Para Diana Crane (2006, p. 21), o vestuário constitui “uma indicação de como as pessoas,
em diferentes épocas, veem sua posição nas estruturas sociais e negociam as fronteiras de
status”. Sendo assim, o vestuário passa a ser um meio de identificação do indivíduo, pois
as roupas podem expressar a “ocupação, identidade regional, religião e classe social”
(idem, 2006, p. 21).
Ao descrever as origens e a mudança do vestuário ao longo do tempo, o historiador
François Boucher (2010, p. 13), no seu livro História do vestuário no ocidente, questiona
se a vestimenta resulta de “condições materiais – clima e saúde, de um lado, e produção
têxtil, de outro -, ao passo que o vestuário decorreria de fatores mentais, como crença
religiosa, magia, estética, situação social, diferença étnica, inclinação à imitação”. De
qualquer modo, acreditamos que a roupa corresponda a todas as funções descritas por ele,
pois esta pode desempenhar mais de uma função e um uso, ao mesmo tempo.
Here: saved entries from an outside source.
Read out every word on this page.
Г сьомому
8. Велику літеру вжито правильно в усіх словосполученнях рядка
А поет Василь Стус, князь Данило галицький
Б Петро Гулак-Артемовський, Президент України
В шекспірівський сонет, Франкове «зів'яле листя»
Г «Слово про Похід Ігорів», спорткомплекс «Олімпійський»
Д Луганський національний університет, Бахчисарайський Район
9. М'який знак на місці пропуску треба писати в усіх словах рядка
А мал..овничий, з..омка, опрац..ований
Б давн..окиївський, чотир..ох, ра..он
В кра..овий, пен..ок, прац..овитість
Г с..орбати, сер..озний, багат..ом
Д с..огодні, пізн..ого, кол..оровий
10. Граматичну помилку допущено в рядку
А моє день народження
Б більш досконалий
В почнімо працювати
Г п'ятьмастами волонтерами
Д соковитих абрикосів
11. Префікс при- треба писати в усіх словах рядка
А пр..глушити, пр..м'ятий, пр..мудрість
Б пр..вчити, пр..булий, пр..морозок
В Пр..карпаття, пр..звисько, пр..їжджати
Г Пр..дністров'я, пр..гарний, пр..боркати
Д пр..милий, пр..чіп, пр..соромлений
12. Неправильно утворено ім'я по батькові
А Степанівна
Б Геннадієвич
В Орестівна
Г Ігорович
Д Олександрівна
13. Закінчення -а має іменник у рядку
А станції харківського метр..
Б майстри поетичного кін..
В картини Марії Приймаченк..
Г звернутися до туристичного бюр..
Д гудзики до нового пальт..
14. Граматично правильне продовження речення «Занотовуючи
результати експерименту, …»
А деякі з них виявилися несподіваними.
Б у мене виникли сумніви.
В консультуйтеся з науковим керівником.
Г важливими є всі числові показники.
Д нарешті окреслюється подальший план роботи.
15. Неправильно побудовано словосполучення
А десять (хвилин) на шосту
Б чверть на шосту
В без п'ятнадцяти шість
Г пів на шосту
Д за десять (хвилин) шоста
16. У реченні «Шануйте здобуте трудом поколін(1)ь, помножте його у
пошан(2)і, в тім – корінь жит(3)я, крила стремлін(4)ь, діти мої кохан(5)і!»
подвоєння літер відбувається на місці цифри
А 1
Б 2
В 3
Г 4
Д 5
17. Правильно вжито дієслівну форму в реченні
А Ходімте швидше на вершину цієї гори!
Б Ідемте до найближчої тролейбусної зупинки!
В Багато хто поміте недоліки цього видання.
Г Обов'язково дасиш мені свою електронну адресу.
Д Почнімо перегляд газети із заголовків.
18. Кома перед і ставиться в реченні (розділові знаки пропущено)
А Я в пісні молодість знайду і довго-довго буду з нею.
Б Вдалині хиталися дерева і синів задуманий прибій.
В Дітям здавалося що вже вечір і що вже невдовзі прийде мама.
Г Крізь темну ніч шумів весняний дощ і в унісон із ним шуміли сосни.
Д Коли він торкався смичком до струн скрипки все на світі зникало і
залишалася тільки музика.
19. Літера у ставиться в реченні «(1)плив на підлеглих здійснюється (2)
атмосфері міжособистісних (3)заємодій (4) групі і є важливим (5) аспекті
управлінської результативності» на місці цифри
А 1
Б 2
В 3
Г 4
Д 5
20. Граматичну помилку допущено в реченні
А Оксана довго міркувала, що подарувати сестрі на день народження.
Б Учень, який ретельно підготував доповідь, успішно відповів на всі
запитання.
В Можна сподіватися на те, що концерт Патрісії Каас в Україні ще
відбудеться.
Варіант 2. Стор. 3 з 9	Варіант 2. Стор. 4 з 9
O pano da costa e o turbante são dois exemplos de tecidos usados como vestes
identitárias dos povos da diaspora africana presentes no Brasil desde a época colonial, e
constituem o objeto deste artigo. Eles fazem parte da roupa ou traje de baiana, vestimenta
ou roupa de crioula3, uma indumentária brasileira complexa por ter influências
mulçumanas, uma vez que há uma presença muçulmana forte e antiga no continente
africano, bem como na Europa que, de certa forma, também se refletiu no Brasil.
O turbante e o pano da costa são, justamente, dois elementos marcantes desta
indumentária. Ao contrário da peça de roupa costurada, cujo uso se dá de maneira estática,
ou da forma que se espera delas, estes pedaços de pano possibilitam a sua manipulação
por parte de quem os usa, permitindo uma mutação constante (MILLER, 2010).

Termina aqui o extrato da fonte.